The Callaway Family Association was formed in 1975 to study the genealogy of the Callaway Surname (all spellings). Members can be found from Australia to England to Canada to the United States and number almost 600 strong. Discussions related to Callaway Genealogy are welcome here and this Blog was created for that purpose. The Callaway Family Tree Branches May Reach Out, But the Roots Run Deep.

Wednesday, November 03, 2004

1814 Map of Fort Johnson by Captain James Callaway

In the Mississippi Region, the War of 1812 was waged by Indians. Forts, both military and family, were the basic means of protection on the exposed Missouri frontier. In 1814 Zachary Taylor sent Captains Callaway and Whiteside with a group of militia to erect Fort Johnson on the east side of the Mississippi River after the militia had retreated from the battle of Credit Island. The map of the fort constructed was preserved with the letters and papers of Captain James Callaway (Flanders, James, Joseph Callaway).

James Callaway was a logical choice for such an assignment based upon his background and experience. He was the second son of Flanders Callaway and Jemima Boone Callaway, born in Fayette County, Ky., September 13, 1783, and familiar with Ft. Boonesborough from childhood. After migrating to the St. Charles District in late 1799, he engaged in the fur trade and revisited Kentucky. He frequently was involved in public activities and by 1808 was appointed cornet of a troop of militia cavalry and served as paymaster for the Clark expedition. In 1812, he was a captain of the militia and later participated in the expedition of General Howard in 1813 and the battle of Credit Island in 1814. At various times he served on the Missouri frontier with his uncles, Daniel Morgan Boone and Nathan Boone, and no doubt had the consulting experience of both his father and Daniel Boone, to whom "forting" had been a method of survival.

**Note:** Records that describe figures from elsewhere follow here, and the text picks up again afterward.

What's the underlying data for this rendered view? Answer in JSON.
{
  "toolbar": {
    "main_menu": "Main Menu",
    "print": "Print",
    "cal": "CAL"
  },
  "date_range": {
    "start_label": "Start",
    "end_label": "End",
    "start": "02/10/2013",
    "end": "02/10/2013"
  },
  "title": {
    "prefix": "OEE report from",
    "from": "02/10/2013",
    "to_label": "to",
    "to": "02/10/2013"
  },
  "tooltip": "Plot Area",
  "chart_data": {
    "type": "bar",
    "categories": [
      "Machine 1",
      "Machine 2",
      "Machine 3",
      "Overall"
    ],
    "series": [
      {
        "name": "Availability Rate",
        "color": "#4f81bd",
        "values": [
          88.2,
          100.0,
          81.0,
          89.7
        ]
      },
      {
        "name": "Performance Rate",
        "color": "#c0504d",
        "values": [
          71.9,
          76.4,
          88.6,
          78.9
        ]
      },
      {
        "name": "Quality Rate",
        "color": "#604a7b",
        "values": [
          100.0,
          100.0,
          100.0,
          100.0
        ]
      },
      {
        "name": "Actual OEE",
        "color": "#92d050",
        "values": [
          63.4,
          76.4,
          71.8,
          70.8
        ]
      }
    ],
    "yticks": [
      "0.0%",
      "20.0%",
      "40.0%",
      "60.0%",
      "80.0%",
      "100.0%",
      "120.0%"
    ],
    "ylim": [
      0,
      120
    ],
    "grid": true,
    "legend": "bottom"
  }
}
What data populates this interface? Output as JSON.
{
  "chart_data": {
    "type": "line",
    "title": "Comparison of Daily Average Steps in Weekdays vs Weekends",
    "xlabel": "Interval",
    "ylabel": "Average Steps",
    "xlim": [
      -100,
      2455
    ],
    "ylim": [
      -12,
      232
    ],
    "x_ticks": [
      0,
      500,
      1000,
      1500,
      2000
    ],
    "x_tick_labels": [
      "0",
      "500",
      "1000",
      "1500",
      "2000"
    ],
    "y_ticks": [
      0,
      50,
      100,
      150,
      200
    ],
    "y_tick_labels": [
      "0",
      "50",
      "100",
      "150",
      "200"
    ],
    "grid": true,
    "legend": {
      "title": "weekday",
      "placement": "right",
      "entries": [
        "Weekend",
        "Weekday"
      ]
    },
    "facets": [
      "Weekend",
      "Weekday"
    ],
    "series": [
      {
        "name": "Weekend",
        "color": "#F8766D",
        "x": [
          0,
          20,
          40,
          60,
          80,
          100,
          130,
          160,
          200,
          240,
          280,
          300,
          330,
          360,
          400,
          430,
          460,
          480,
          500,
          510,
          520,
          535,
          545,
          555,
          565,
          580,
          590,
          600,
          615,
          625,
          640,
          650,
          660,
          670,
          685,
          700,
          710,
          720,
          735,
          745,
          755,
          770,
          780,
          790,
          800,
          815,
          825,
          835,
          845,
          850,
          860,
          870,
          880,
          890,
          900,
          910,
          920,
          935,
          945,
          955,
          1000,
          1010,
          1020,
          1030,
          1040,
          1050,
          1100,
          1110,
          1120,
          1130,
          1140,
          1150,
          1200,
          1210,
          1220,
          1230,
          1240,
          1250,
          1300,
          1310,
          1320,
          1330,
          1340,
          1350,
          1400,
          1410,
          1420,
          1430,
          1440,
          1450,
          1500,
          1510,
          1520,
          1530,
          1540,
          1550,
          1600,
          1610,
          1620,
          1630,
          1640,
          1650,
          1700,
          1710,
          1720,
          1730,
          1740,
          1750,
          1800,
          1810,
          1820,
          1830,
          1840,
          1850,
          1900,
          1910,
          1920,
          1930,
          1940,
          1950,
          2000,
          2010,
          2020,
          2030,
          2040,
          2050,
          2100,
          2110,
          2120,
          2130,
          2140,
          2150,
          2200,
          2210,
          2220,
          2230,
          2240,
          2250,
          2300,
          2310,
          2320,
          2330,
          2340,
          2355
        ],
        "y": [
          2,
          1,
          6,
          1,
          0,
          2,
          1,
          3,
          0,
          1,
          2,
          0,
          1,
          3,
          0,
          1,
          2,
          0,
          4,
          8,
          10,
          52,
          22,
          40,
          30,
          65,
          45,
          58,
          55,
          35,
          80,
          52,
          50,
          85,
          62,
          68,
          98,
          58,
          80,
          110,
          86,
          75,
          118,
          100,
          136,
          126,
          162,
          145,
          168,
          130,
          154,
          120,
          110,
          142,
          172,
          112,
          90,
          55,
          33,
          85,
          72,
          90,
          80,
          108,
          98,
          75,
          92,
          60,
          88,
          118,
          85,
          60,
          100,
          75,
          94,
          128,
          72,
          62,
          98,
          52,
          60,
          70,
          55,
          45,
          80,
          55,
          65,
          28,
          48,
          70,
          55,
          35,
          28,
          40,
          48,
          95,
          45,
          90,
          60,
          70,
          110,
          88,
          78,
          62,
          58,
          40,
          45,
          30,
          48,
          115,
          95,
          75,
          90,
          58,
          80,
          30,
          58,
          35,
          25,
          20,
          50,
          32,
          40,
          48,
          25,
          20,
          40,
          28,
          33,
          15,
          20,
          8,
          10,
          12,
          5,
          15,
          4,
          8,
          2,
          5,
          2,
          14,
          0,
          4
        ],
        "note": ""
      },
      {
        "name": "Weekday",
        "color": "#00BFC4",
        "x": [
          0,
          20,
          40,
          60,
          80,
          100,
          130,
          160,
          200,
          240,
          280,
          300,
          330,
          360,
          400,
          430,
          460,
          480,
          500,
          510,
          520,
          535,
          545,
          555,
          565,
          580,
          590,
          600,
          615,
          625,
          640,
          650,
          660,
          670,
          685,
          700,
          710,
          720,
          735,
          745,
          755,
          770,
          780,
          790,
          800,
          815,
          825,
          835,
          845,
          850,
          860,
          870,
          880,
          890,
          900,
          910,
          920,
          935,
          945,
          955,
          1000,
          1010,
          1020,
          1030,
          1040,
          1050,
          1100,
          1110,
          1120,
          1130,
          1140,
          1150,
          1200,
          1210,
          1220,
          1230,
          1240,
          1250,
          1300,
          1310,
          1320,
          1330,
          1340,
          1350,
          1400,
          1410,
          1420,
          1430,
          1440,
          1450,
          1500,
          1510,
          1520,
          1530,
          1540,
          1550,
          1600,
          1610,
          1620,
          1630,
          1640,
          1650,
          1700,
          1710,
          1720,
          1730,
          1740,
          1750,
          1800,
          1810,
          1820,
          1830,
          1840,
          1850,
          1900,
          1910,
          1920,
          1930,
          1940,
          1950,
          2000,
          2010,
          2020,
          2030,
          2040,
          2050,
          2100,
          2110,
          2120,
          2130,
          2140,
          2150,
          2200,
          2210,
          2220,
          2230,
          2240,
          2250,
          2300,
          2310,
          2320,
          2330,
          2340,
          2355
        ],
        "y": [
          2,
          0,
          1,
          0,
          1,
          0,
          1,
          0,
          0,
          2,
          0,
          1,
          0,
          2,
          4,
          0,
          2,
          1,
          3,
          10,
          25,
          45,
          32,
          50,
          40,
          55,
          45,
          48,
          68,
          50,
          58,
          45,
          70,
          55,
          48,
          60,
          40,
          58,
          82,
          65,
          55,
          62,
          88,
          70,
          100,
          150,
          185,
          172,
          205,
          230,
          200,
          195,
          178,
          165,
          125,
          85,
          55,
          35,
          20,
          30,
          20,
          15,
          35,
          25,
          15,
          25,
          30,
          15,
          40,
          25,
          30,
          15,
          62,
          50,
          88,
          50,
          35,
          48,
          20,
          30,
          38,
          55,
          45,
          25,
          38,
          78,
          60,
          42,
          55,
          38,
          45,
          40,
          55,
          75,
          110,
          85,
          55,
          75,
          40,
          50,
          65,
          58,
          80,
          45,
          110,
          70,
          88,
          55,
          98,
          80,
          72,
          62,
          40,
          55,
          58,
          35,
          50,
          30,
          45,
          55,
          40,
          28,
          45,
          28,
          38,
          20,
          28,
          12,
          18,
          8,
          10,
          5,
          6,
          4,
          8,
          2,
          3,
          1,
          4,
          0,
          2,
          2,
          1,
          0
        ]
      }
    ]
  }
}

Captain James Callaway was killed by Indians near Loutre Creek in March 1815. The party that went in search of his body included his father, Flanders Callaway; and he, as well as two of his soldiers, were buried where they had been killed in what is now Montgomery County, Missouri.

In 1819, a new county was created from parts of Boone, Howard and Montgomery Counties. Located west of Montgomery and east of Boone on the Missouri River, the new county was named Callaway by the Territorial Legislature of Missouri to honor the memory of Captain James Callaway. It is the only county in the state named for a Missouri Ranger in the War of 1812.

The above article was written by CFA Historian, Bobbie L. Callaway, and originally published in the 1984 CFA Journal. The photo is courtesy of the Missouri Historical Society, St. Louis, MO.

ALL RIGHTS RESERVED - Copyright © 2004 Callaway Family Association

2 Comments:

Blogger Tamara said...

My name is Tamara Eugenia Carroll. Daniel Boone was my great, great, great ,great grandfather.
Flanders Callway married Jamima Boon.
My mother, Sibyl Callaway Carroll, has written a book about her parents titled "Lela and Joe"
ISBN#-13:9781587217739
496pp
Published Dec. 2000
A very good read.
Thank you, sincerely,
Tamara Carroll
tcpainter@gmail.com

February 10, 2008  
Blogger trudy said...

My name is Trudy and would really like to have more information about the Callaway family before and after James, his ancestors and children.